Not sure what other people would think, but in my mind, creep feeding *IS* pushing the feed.


----------



## toth boer goats (Jul 20, 2008)

SunnyDaleBoers explained it perfectly. 

Creep feeding is to help with normal growth, not to make them overly fat way to fast and unhealthy as well.


----------



## SunnydaleBoers (Jul 28, 2012)

Tenacross said:


> Not sure what other people would think, but in my mind, creep feeding *IS* pushing the feed.


I think the main difference is the amount of time you're trying to get results in. Creep feeding is more to make sure they've got the groceries to hit their full growth potential during a normal growth period (and more and more studies are showing it really helps w/ rumen development, etc). Pushing generally results in animals that have hit their full growth in a much shorter amount of time. Overall I'm not a fan of pushing- I think it puts a lot of unnecessary stress on the animal which tends to greatly reduce productive life.

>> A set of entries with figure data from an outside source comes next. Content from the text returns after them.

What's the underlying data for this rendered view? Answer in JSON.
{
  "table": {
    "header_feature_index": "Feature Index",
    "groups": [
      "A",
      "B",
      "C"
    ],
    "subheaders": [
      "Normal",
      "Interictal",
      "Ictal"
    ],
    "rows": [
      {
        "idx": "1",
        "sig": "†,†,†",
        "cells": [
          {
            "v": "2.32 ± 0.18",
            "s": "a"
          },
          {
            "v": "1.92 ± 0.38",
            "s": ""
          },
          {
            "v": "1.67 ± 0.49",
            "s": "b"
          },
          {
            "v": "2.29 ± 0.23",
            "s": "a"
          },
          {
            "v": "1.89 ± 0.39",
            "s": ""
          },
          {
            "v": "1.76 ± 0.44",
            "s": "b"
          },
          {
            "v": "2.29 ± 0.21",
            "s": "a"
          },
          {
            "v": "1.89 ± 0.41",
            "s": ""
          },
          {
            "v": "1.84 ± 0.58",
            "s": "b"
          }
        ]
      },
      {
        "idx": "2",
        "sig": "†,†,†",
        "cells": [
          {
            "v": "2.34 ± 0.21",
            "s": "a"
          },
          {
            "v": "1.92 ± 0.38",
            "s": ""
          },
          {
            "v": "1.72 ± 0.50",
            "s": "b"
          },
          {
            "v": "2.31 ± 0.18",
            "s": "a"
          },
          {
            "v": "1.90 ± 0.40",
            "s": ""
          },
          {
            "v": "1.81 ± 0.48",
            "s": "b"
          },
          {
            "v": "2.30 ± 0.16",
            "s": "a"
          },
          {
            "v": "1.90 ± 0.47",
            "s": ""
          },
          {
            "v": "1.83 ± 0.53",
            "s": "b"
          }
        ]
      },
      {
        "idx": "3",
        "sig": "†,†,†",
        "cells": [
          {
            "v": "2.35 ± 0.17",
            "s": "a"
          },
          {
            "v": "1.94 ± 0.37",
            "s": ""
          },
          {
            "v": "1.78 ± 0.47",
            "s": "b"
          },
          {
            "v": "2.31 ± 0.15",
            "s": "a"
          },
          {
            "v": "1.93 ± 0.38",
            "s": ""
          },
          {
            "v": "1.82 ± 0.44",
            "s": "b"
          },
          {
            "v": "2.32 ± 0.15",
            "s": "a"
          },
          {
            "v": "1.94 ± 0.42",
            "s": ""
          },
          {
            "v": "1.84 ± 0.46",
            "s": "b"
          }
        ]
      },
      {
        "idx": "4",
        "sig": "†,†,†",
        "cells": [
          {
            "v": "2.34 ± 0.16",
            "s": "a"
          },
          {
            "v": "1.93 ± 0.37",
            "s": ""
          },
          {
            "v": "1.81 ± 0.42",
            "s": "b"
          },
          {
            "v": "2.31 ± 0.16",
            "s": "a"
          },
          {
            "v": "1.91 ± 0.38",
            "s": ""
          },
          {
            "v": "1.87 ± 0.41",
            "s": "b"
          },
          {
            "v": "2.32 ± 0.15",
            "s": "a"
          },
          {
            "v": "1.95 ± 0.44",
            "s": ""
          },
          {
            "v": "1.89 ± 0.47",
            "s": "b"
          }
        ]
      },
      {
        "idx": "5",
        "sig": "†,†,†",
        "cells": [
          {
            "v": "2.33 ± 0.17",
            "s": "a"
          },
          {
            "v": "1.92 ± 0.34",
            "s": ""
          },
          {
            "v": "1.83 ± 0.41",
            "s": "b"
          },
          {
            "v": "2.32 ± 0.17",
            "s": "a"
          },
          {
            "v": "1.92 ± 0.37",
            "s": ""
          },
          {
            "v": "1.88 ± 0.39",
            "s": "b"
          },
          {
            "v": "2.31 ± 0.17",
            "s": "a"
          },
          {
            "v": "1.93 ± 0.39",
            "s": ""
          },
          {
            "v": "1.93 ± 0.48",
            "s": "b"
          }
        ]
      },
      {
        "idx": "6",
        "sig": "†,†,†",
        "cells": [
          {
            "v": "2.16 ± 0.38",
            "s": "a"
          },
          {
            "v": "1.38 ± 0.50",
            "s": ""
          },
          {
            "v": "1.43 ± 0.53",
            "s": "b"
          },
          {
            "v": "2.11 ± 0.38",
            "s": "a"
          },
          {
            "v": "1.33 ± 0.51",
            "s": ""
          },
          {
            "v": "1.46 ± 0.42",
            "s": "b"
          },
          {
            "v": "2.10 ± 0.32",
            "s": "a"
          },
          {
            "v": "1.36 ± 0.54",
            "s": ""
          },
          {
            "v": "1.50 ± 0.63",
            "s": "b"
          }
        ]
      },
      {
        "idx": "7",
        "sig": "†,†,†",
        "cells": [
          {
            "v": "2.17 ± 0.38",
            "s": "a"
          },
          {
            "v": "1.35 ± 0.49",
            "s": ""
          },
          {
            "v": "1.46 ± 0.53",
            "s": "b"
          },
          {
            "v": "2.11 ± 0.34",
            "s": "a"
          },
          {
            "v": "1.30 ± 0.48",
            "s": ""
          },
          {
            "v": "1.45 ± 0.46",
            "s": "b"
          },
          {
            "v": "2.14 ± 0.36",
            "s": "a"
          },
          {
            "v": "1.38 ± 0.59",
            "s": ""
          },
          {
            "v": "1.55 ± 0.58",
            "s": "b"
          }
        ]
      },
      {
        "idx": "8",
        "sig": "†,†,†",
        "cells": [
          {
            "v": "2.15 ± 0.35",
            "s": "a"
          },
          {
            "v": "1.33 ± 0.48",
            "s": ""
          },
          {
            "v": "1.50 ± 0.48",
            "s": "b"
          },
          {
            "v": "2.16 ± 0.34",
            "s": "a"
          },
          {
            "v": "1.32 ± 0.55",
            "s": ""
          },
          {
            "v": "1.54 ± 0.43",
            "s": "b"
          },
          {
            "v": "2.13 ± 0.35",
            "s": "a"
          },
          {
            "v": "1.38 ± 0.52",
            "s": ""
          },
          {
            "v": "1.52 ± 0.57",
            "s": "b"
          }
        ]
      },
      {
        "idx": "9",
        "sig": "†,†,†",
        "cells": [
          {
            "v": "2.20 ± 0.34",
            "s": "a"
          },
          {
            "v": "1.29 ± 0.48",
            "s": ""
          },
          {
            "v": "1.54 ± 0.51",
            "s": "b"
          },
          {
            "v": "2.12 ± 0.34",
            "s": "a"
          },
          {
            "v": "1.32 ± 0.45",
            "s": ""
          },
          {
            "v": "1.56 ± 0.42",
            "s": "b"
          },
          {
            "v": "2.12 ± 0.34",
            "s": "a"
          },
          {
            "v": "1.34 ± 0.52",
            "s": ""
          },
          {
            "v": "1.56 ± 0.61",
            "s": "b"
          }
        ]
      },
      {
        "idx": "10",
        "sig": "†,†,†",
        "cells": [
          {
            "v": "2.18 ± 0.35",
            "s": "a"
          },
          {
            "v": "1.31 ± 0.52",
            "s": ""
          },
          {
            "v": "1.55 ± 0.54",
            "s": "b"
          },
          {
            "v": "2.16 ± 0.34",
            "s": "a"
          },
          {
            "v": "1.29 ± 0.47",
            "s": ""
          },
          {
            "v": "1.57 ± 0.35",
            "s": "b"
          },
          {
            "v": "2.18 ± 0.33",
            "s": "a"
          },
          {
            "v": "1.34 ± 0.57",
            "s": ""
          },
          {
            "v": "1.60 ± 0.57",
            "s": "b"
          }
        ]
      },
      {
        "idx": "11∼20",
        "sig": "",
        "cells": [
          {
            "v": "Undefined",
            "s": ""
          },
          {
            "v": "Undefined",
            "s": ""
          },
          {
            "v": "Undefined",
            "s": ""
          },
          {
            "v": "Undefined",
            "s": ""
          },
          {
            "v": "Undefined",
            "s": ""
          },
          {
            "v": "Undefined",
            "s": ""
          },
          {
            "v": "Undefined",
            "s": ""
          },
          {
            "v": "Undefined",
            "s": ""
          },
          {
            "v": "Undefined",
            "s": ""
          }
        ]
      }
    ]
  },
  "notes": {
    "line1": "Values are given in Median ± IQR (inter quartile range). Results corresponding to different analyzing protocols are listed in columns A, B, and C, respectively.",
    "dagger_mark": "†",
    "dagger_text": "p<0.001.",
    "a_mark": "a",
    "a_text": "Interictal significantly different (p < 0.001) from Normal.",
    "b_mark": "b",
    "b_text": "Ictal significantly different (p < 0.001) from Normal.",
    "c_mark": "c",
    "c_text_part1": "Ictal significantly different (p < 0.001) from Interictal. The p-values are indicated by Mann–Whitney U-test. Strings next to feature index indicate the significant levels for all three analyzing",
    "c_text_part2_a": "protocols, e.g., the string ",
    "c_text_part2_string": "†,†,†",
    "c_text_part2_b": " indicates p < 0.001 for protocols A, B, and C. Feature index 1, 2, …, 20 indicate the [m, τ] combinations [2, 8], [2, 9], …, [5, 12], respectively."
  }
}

However, I can see the benefit for feed lots and meat animals, and to a limited extent with dairies etc, but it's a pretty fine line to keep your feed costs from eating up your profits.

I guess I should clarify too-I know most show people will feed extra feeds/supplements to promote good hair coats, etc. Definitely not necessary for your brood doe or pasture ornament, but I wouldn't consider that to be "pushing" either.


----------



## Tenacross (May 26, 2011)

Then I guess it depends on who is saying "pushing your show goat on feed". If a judge or a mentor is telling you you should do that, then they mean the goat may do better if it is getting more to eat. Anyone who has tried to "push the feed" knows a goat, that is already getting plenty to eat, will only eat so much.

Someone who is conscientious about keeping there goats at a healthier, lighter weight, might use "pushing feed" as sort of naughty word not to do to your goats.


----------



## nancy d (Oct 5, 2007)

We creep kids three times a day simply because the does will hog it & kids wont get their fair share.


----------



## SunnydaleBoers (Jul 28, 2012)

nancy d said:


> We creep kids three times a day simply because the does will hog it & kids wont get their fair share.


Yes, we finally broke down and bought a creep feeder a couple of years ago, but have had to keep modifying that even. It's rapidly turned into the Fort Knox of creep feeders, but the more determined yearlings still figure out how to squeeze themselves in every now and then...


----------



## nancy d (Oct 5, 2007)

Tell me about it! The yrlngs can fit through an 18X24" gate. :GAAH:
Now they get clipped to fence during creep time.


----------



## Tenacross (May 26, 2011)

SunnydaleBoers said:


> Yes, we finally broke down and bought a creep feeder a couple of years ago, but have had to keep modifying that even. It's rapidly turned into the Fort Knox of creep feeders,...


This cracked me up as I have been there and done that.


----------